Uno recuerda las películas racistas donde un grupo de granjeros, terratenientes, poderosos, delincuentes, gentes de bien, ricos hacendados y hombres de negocios, se reunían frente a una cruz en llamas, se ponían una vestimenta blanca imitando a los fantasmas, cubrían sus rostros con la capucha y se agrupaban bajo las siglas KKK: Ku, Klux, Klan; estas siglas fueron adoptadas tras la guerra de Secesión en 1865. Procede del griego Kuklos (círculo) y se le añadió Klan con "K" para darle más notoriedad. Luego se decidió separarlo en las tres palabras conocidas.
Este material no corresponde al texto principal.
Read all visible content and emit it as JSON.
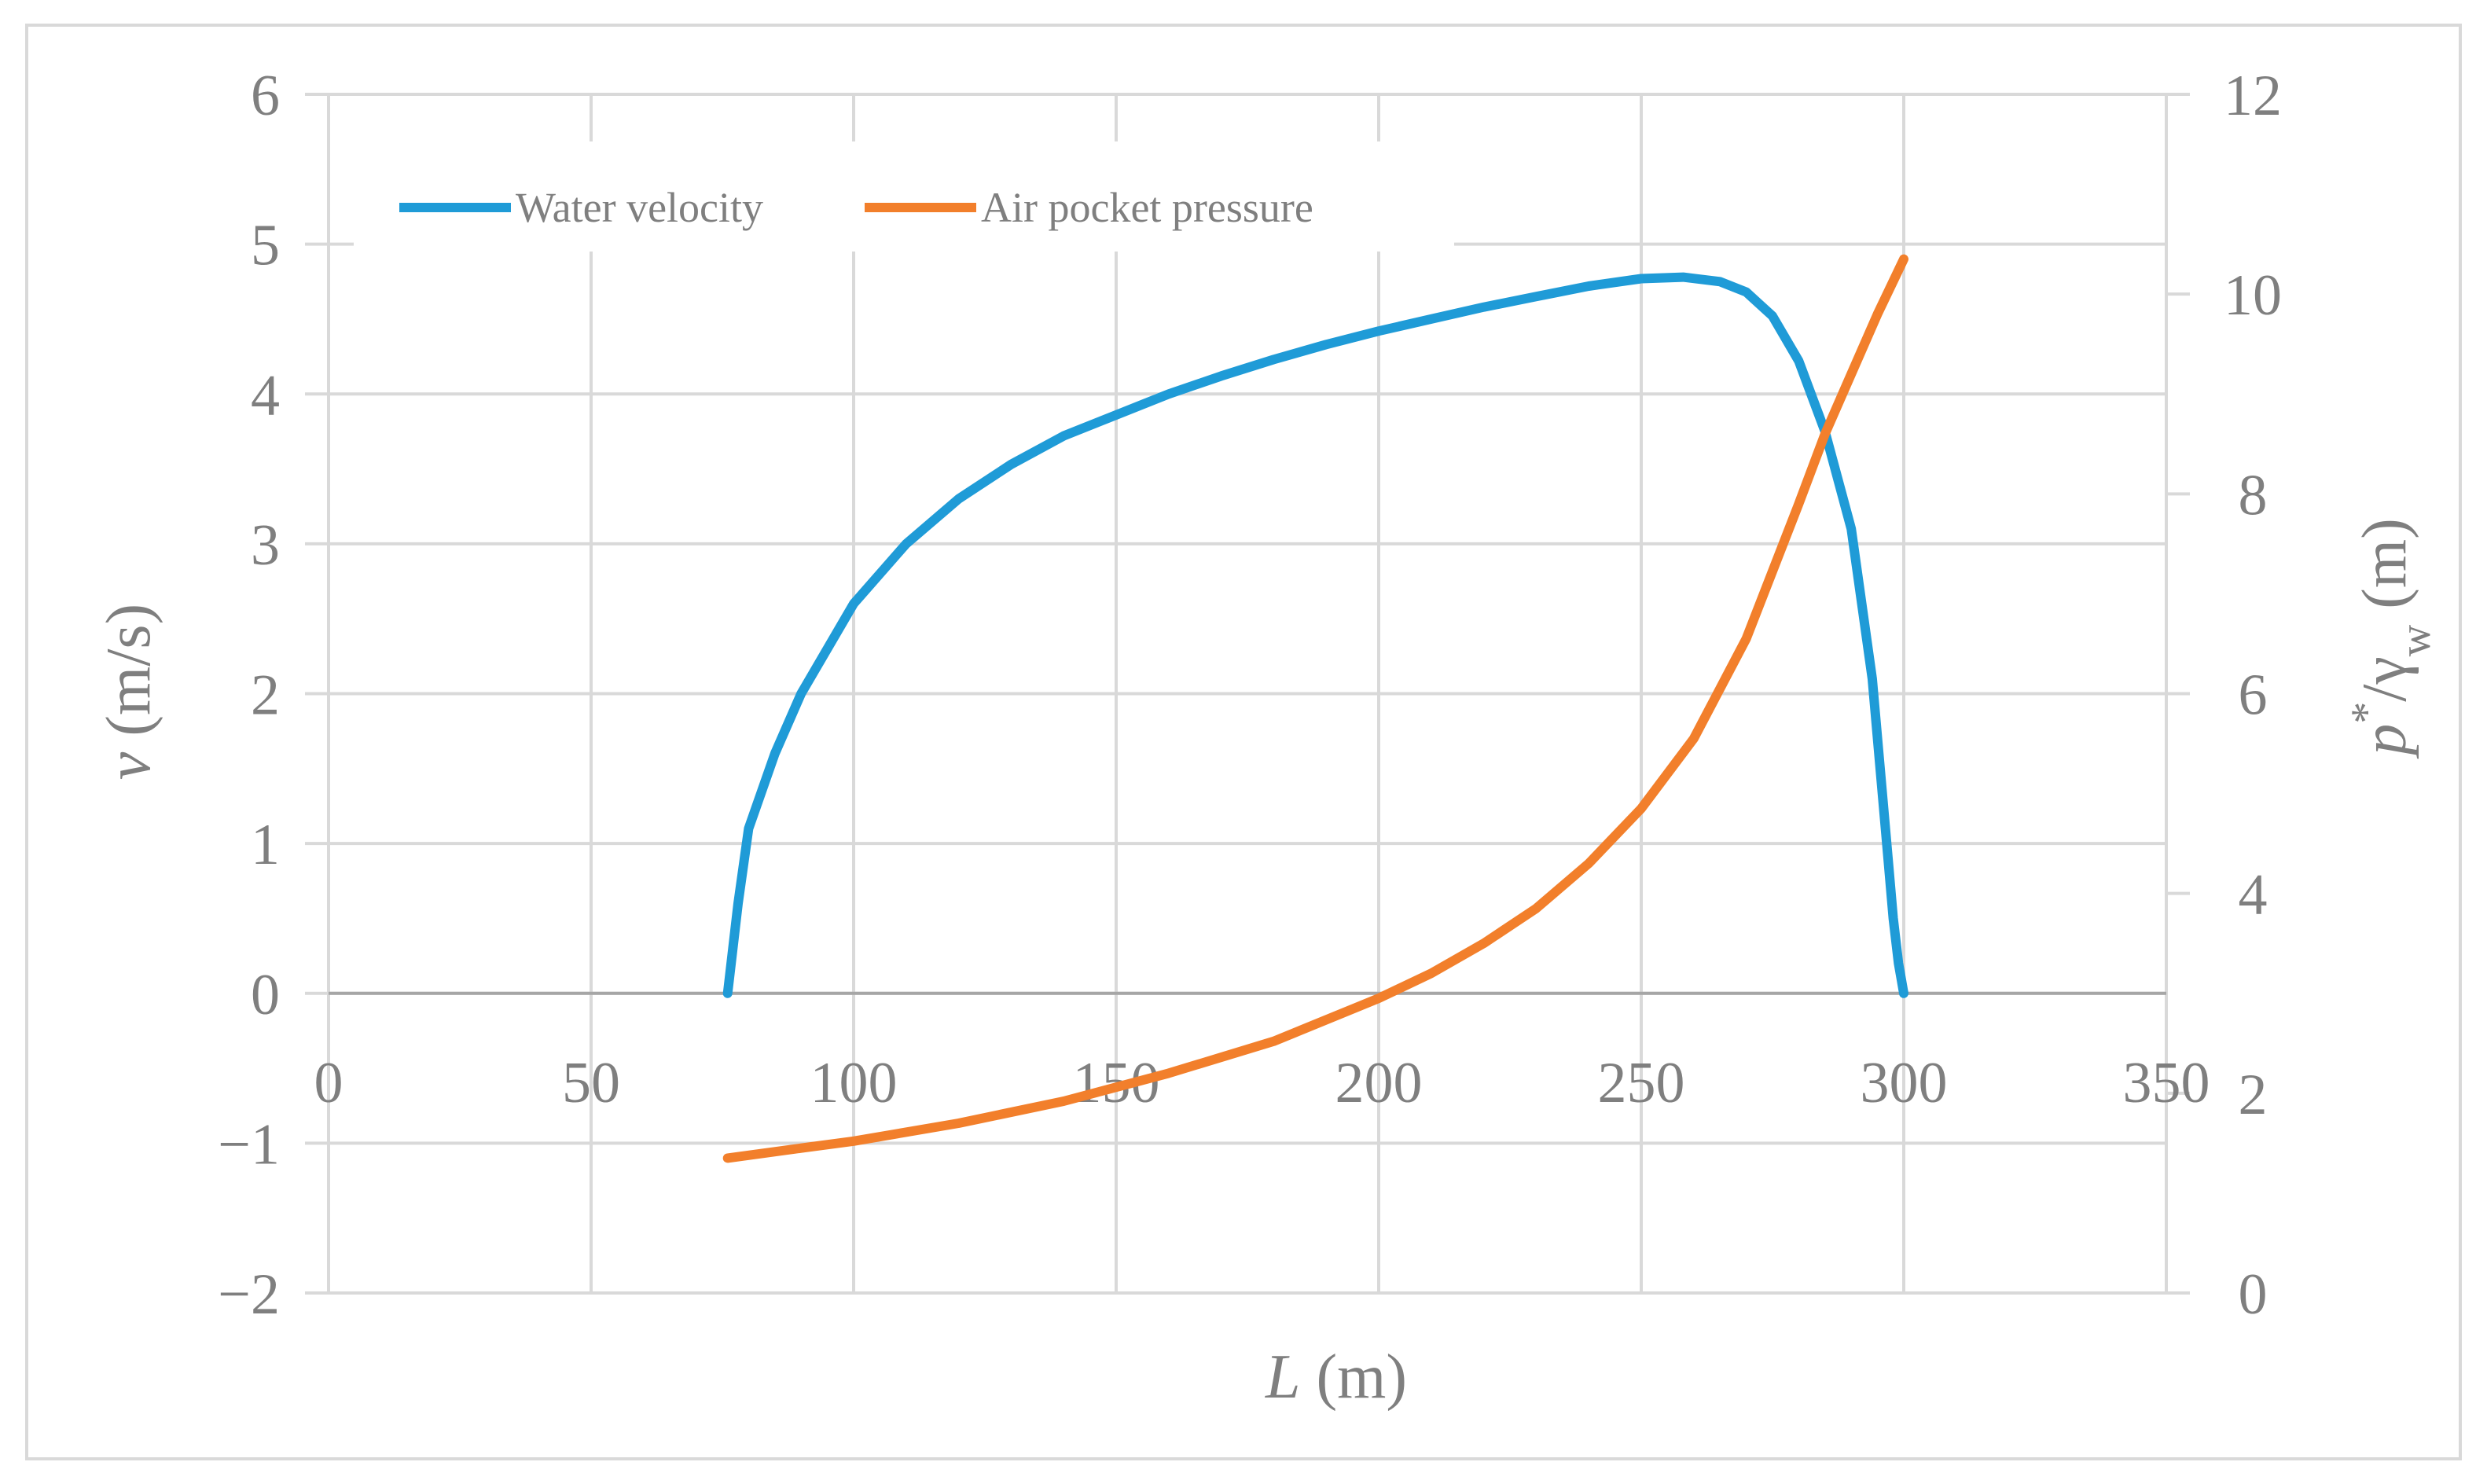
{
  "chart_data": {
    "type": "line",
    "x_label": {
      "italic": "L",
      "unit": " (m)"
    },
    "y_label_left": {
      "italic": "v",
      "unit": " (m/s)"
    },
    "y_label_right": {
      "p": "p",
      "star": "*",
      "slash": "/γ",
      "w": "w",
      "unit": " (m)"
    },
    "xlim": [
      0,
      350
    ],
    "ylim_left": [
      -2,
      6
    ],
    "ylim_right": [
      0,
      12
    ],
    "x_ticks": [
      0,
      50,
      100,
      150,
      200,
      250,
      300,
      350
    ],
    "x_tick_labels": [
      "0",
      "50",
      "100",
      "150",
      "200",
      "250",
      "300",
      "350"
    ],
    "y_left_ticks": [
      -2,
      -1,
      0,
      1,
      2,
      3,
      4,
      5,
      6
    ],
    "y_left_tick_labels": [
      "−2",
      "−1",
      "0",
      "1",
      "2",
      "3",
      "4",
      "5",
      "6"
    ],
    "y_right_ticks": [
      0,
      2,
      4,
      6,
      8,
      10,
      12
    ],
    "y_right_tick_labels": [
      "0",
      "2",
      "4",
      "6",
      "8",
      "10",
      "12"
    ],
    "grid": true,
    "legend_position": "top-left",
    "series": [
      {
        "name": "Water velocity",
        "axis": "left",
        "color": "#1f9bd7",
        "x": [
          76,
          78,
          80,
          85,
          90,
          100,
          110,
          120,
          130,
          140,
          150,
          160,
          170,
          180,
          190,
          200,
          210,
          220,
          230,
          240,
          250,
          258,
          265,
          270,
          275,
          280,
          285,
          290,
          294,
          296,
          297,
          298,
          299,
          300
        ],
        "y": [
          0,
          0.6,
          1.1,
          1.6,
          2.0,
          2.6,
          3.0,
          3.3,
          3.53,
          3.72,
          3.86,
          4.0,
          4.12,
          4.23,
          4.33,
          4.42,
          4.5,
          4.58,
          4.65,
          4.72,
          4.77,
          4.78,
          4.75,
          4.68,
          4.52,
          4.22,
          3.75,
          3.1,
          2.1,
          1.3,
          0.9,
          0.5,
          0.2,
          0
        ]
      },
      {
        "name": "Air pocket pressure",
        "axis": "right",
        "color": "#f27f2b",
        "x": [
          76,
          90,
          100,
          120,
          140,
          160,
          180,
          200,
          210,
          220,
          230,
          240,
          250,
          260,
          270,
          280,
          285,
          290,
          295,
          300
        ],
        "y": [
          1.35,
          1.45,
          1.52,
          1.7,
          1.92,
          2.2,
          2.52,
          2.95,
          3.2,
          3.5,
          3.85,
          4.3,
          4.85,
          5.55,
          6.55,
          7.9,
          8.6,
          9.2,
          9.8,
          10.35
        ]
      }
    ]
  }
}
Los miembros, que alcanzaron a ser varios millones, tuvieron altibajos, pero su racismo lo descargaban en la población negra, a la que perseguía y asesinaba bajo la tolerante mirada de algunas autoridades de la época.
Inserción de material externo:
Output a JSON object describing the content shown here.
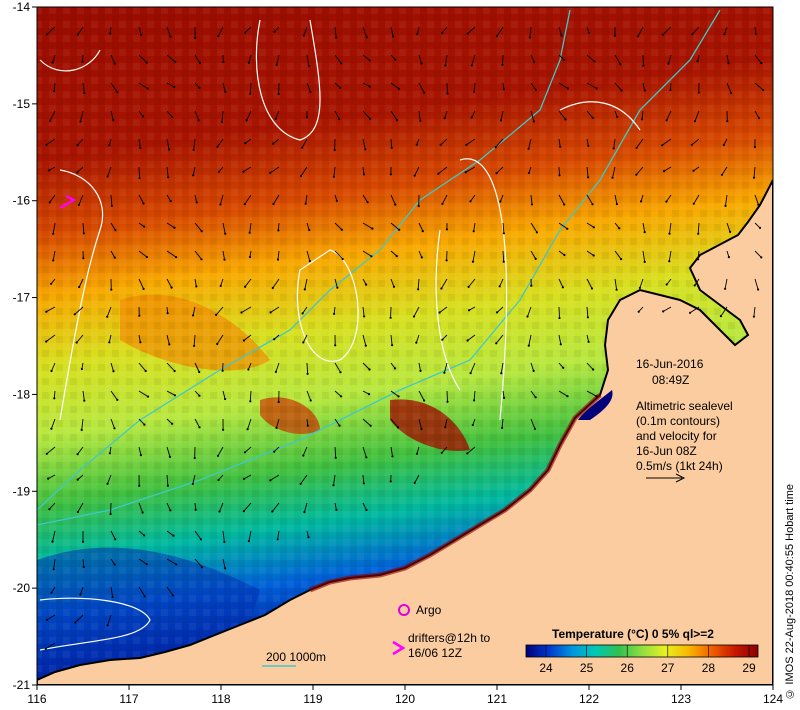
{
  "map": {
    "x_axis": {
      "min": 116,
      "max": 124,
      "ticks": [
        "116",
        "117",
        "118",
        "119",
        "120",
        "121",
        "122",
        "123",
        "124"
      ]
    },
    "y_axis": {
      "min": -21,
      "max": -14,
      "ticks": [
        "-14",
        "-15",
        "-16",
        "-17",
        "-18",
        "-19",
        "-20",
        "-21"
      ]
    },
    "date": "16-Jun-2016",
    "time": "08:49Z",
    "description_lines": [
      "Altimetric sealevel",
      "(0.1m contours)",
      "and velocity for",
      "16-Jun 08Z",
      "0.5m/s (1kt 24h)"
    ],
    "legend": {
      "argo_label": "Argo",
      "drifters_line1": "drifters@12h to",
      "drifters_line2": "16/06 12Z"
    },
    "depth_contour_label": "200  1000m",
    "colorbar": {
      "title": "Temperature (°C) 0 5% ql>=2",
      "ticks": [
        "24",
        "25",
        "26",
        "27",
        "28",
        "29"
      ],
      "colors": [
        "#00007a",
        "#0038d0",
        "#0096e0",
        "#00c8b4",
        "#30c050",
        "#90e040",
        "#e8f020",
        "#f8b800",
        "#f06000",
        "#c81800",
        "#8a0000"
      ]
    },
    "credit": "© IMOS 22-Aug-2018 00:40:55 Hobart time",
    "palette": {
      "land": "#fbcca0",
      "ocean_hot": "#a01000",
      "ocean_cold": "#00007a",
      "coast": "#000000"
    }
  }
}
Hoy, el KKK tal vez no se ponga capucha blanca, ni utilice la cruz ardiente para sus corros y reuniones; tal vez no sean tan numerosos como en el siglo XIX, pero a la vista está que el racismo sigue presente en los EE UU. Hemos visto persecuciones a hombres negros y cómo se le tiran encima media docena de fornidos policías blancos que lo vapulean sin piedad. Escenas de violencia contra gente de raza negra, muchas, las que se ven por la tele y las que no, pero que existen. Sin embargo, en España, para encontrar un par de pelotas de ese calibre hay que buscar con lupa. A ver si Diego, "El Cigala" compone una canción que en vez de "Lágrimas..." se titule "Pelotas negras" en homenaje a la valentía de un hombre capaz de decir lo que ha dicho. Valdría la pena.